IIRC the way we made this really fast was the write the buffer backwards. That way you can detect wrapping around the buffer because DEC will underflow and set the sign flag. Then you can JS to whatever code needs to ADD back the buffer length to handle the wrap around.

But 2^n has another problem (back in that era): buffer size. You are stuck with 1K, 2K, 4K, etc. buffers. When memory is tight you likely need something very specific, so you end up with the solution we had.

But, hey, if memory is free use 2^n bytes for your buffer.

You are still introducing a conditional by detecting the need to subtract, and iterating backward through memory is horrific for cache performance. If you need a specific, non power-of-2 sized buffer, then of course you make that design decision and pay the performance penalty. But I restate it's odd that you weren't even aware of the cost in 1992 as a system level programmer.
>iterating backward through memory is horrific for cache performance

This isn't true for Intel chips since Netburst Pentium 4. The hardware prefetchers can handle predicting iterating through an array forwards, backwards, and even strided accesses [0]. The arrays takes up the same number of cache lines in both cases, so going forwards or backwards are still going to have the same number of cache misses.

0: https://software.intel.com/en-us/articles/optimizing-applica...

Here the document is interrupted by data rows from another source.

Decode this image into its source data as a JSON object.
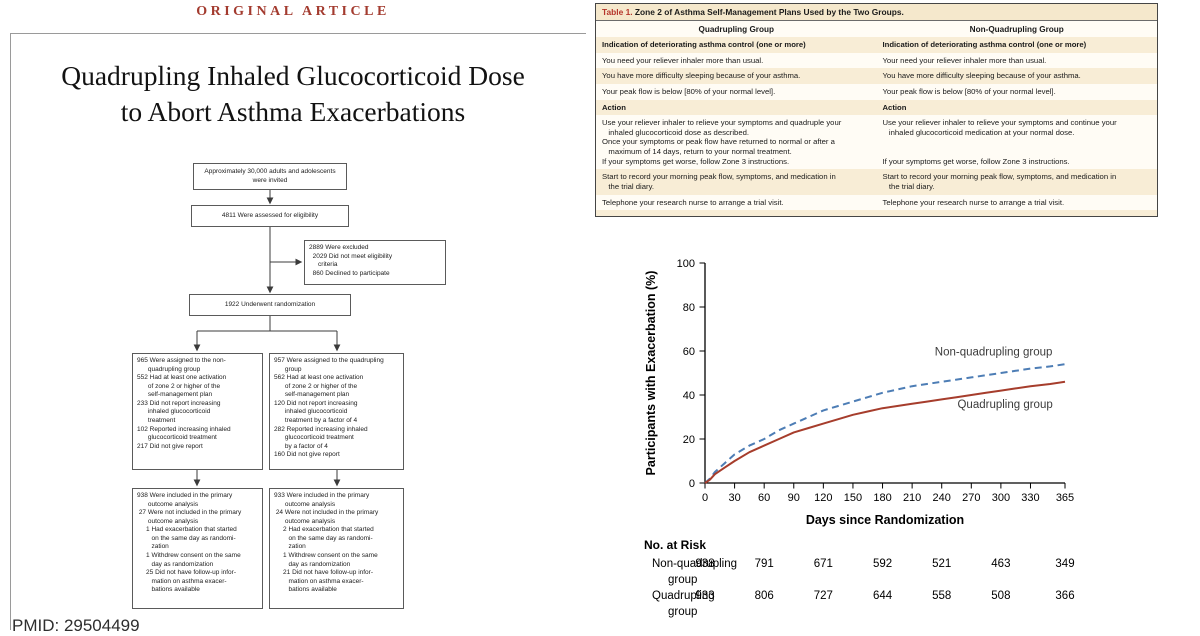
{
  "page": {
    "kicker": "ORIGINAL ARTICLE",
    "title_line1": "Quadrupling Inhaled Glucocorticoid Dose",
    "title_line2": "to Abort Asthma Exacerbations",
    "pmid": "PMID: 29504499"
  },
  "colors": {
    "accent_red": "#a33b2f",
    "table_shade": "#f8edd6",
    "curve_blue": "#4d7db5",
    "curve_red": "#a63d2c"
  },
  "flow": {
    "invited": "Approximately 30,000 adults and adolescents\nwere invited",
    "assessed": "4811 Were assessed for eligibility",
    "excluded": "2889 Were excluded\n  2029 Did not meet eligibility\n     criteria\n  860 Declined to participate",
    "randomized": "1922 Underwent randomization",
    "arm_nonquad": "965 Were assigned to the non-\n      quadrupling group\n552 Had at least one activation\n      of zone 2 or higher of the\n      self-management plan\n233 Did not report increasing\n      inhaled glucocorticoid\n      treatment\n102 Reported increasing inhaled\n      glucocorticoid treatment\n217 Did not give report",
    "arm_quad": "957 Were assigned to the quadrupling\n      group\n562 Had at least one activation\n      of zone 2 or higher of the\n      self-management plan\n120 Did not report increasing\n      inhaled glucocorticoid\n      treatment by a factor of 4\n282 Reported increasing inhaled\n      glucocorticoid treatment\n      by a factor of 4\n160 Did not give report",
    "outcome_nonquad": "938 Were included in the primary\n      outcome analysis\n 27 Were not included in the primary\n      outcome analysis\n     1 Had exacerbation that started\n        on the same day as randomi-\n        zation\n     1 Withdrew consent on the same\n        day as randomization\n     25 Did not have follow-up infor-\n        mation on asthma exacer-\n        bations available",
    "outcome_quad": "933 Were included in the primary\n      outcome analysis\n 24 Were not included in the primary\n      outcome analysis\n     2 Had exacerbation that started\n        on the same day as randomi-\n        zation\n     1 Withdrew consent on the same\n        day as randomization\n     21 Did not have follow-up infor-\n        mation on asthma exacer-\n        bations available"
  },
  "table1": {
    "title_label": "Table 1.",
    "title_text": " Zone 2 of Asthma Self-Management Plans Used by the Two Groups.",
    "col1_header": "Quadrupling Group",
    "col2_header": "Non-Quadrupling Group",
    "rows": [
      {
        "left": "Indication of deteriorating asthma control (one or more)",
        "right": "Indication of deteriorating asthma control (one or more)"
      },
      {
        "left": "You need your reliever inhaler more than usual.",
        "right": "Your need your reliever inhaler more than usual."
      },
      {
        "left": "You have more difficulty sleeping because of your asthma.",
        "right": "You have more difficulty sleeping because of your asthma."
      },
      {
        "left": "Your peak flow is below [80% of your normal level].",
        "right": "Your peak flow is below [80% of your normal level]."
      },
      {
        "left": "Action",
        "right": "Action"
      },
      {
        "left": "Use your reliever inhaler to relieve your symptoms and quadruple your\n   inhaled glucocorticoid dose as described.\nOnce your symptoms or peak flow have returned to normal or after a\n   maximum of 14 days, return to your normal treatment.\nIf your symptoms get worse, follow Zone 3 instructions.",
        "right": "Use your reliever inhaler to relieve your symptoms and continue your\n   inhaled glucocorticoid medication at your normal dose.\n\n\nIf your symptoms get worse, follow Zone 3 instructions."
      },
      {
        "left": "Start to record your morning peak flow, symptoms, and medication in\n   the trial diary.",
        "right": "Start to record your morning peak flow, symptoms, and medication in\n   the trial diary."
      },
      {
        "left": "Telephone your research nurse to arrange a trial visit.",
        "right": "Telephone your research nurse to arrange a trial visit."
      }
    ]
  },
  "chart_data": {
    "type": "line",
    "title": "",
    "xlabel": "Days since Randomization",
    "ylabel": "Participants with Exacerbation (%)",
    "xlim": [
      0,
      365
    ],
    "ylim": [
      0,
      100
    ],
    "xticks": [
      0,
      30,
      60,
      90,
      120,
      150,
      180,
      210,
      240,
      270,
      300,
      330,
      365
    ],
    "yticks": [
      0,
      20,
      40,
      60,
      80,
      100
    ],
    "grid": false,
    "legend_position": "inline-labels",
    "series": [
      {
        "name": "Non-quadrupling group",
        "color": "#4d7db5",
        "dash": true,
        "points": [
          [
            0,
            0
          ],
          [
            5,
            2
          ],
          [
            10,
            5
          ],
          [
            20,
            9
          ],
          [
            30,
            13
          ],
          [
            45,
            17
          ],
          [
            60,
            20
          ],
          [
            75,
            24
          ],
          [
            90,
            27
          ],
          [
            105,
            30
          ],
          [
            120,
            33
          ],
          [
            135,
            35
          ],
          [
            150,
            37
          ],
          [
            165,
            39
          ],
          [
            180,
            41
          ],
          [
            195,
            42.5
          ],
          [
            210,
            44
          ],
          [
            225,
            45
          ],
          [
            240,
            46
          ],
          [
            255,
            47
          ],
          [
            270,
            48
          ],
          [
            285,
            49
          ],
          [
            300,
            50
          ],
          [
            315,
            51
          ],
          [
            330,
            52
          ],
          [
            350,
            53
          ],
          [
            365,
            54
          ]
        ]
      },
      {
        "name": "Quadrupling group",
        "color": "#a63d2c",
        "dash": false,
        "points": [
          [
            0,
            0
          ],
          [
            5,
            1.5
          ],
          [
            10,
            4
          ],
          [
            20,
            7
          ],
          [
            30,
            10
          ],
          [
            45,
            14
          ],
          [
            60,
            17
          ],
          [
            75,
            20
          ],
          [
            90,
            23
          ],
          [
            105,
            25
          ],
          [
            120,
            27
          ],
          [
            135,
            29
          ],
          [
            150,
            31
          ],
          [
            165,
            32.5
          ],
          [
            180,
            34
          ],
          [
            195,
            35
          ],
          [
            210,
            36
          ],
          [
            225,
            37
          ],
          [
            240,
            38
          ],
          [
            255,
            39
          ],
          [
            270,
            40
          ],
          [
            285,
            41
          ],
          [
            300,
            42
          ],
          [
            315,
            43
          ],
          [
            330,
            44
          ],
          [
            350,
            45
          ],
          [
            365,
            46
          ]
        ]
      }
    ],
    "annotations": [
      {
        "text": "Non-quadrupling group",
        "x": 233,
        "y": 58
      },
      {
        "text": "Quadrupling group",
        "x": 256,
        "y": 34
      }
    ]
  },
  "risk_table": {
    "header": "No. at Risk",
    "days": [
      0,
      60,
      120,
      180,
      240,
      300,
      365
    ],
    "rows": [
      {
        "label_line1": "Non-quadrupling",
        "label_line2": "group",
        "values": [
          "938",
          "791",
          "671",
          "592",
          "521",
          "463",
          "349"
        ]
      },
      {
        "label_line1": "Quadrupling",
        "label_line2": "group",
        "values": [
          "933",
          "806",
          "727",
          "644",
          "558",
          "508",
          "366"
        ]
      }
    ]
  }
}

You don't need a conditional. You can set up a mask using sbb.

                  ; precondition: 0 <= x <= N
                  ; (N is constant)
    mov y, 0      ; set up mask
    cmp x, N-1    ; set carry flag if x >= N
    sbb y, 0      ; subtract 1 from y if carry flag set
    and x, y      ; set x to zero if x == N
The cmov looks better than sbb, but both have data dependencies than a predicted branch wouldn't.
Ahh! Serves me right for reading books from before the 486 :P
The 286/386 didn't have a cache so that wasn't a worry at that time.
>But I restate it's odd that you weren't even aware of the cost in 1992 as a system level programmer.

Costs were very different in the pipelines (or lack thereof) of eighties/early nineties hardware.

Have you tested this recently? I haven't for some years now but performance was identical regardless of direction. Maybe I need to try it again. I'd expect going backwards to be no worse than "not as good" - like say perhaps the prefetching mechanism doesn't cater for this case - but maybe my standards aren't high enough and this is enough to tip things over into the horrific.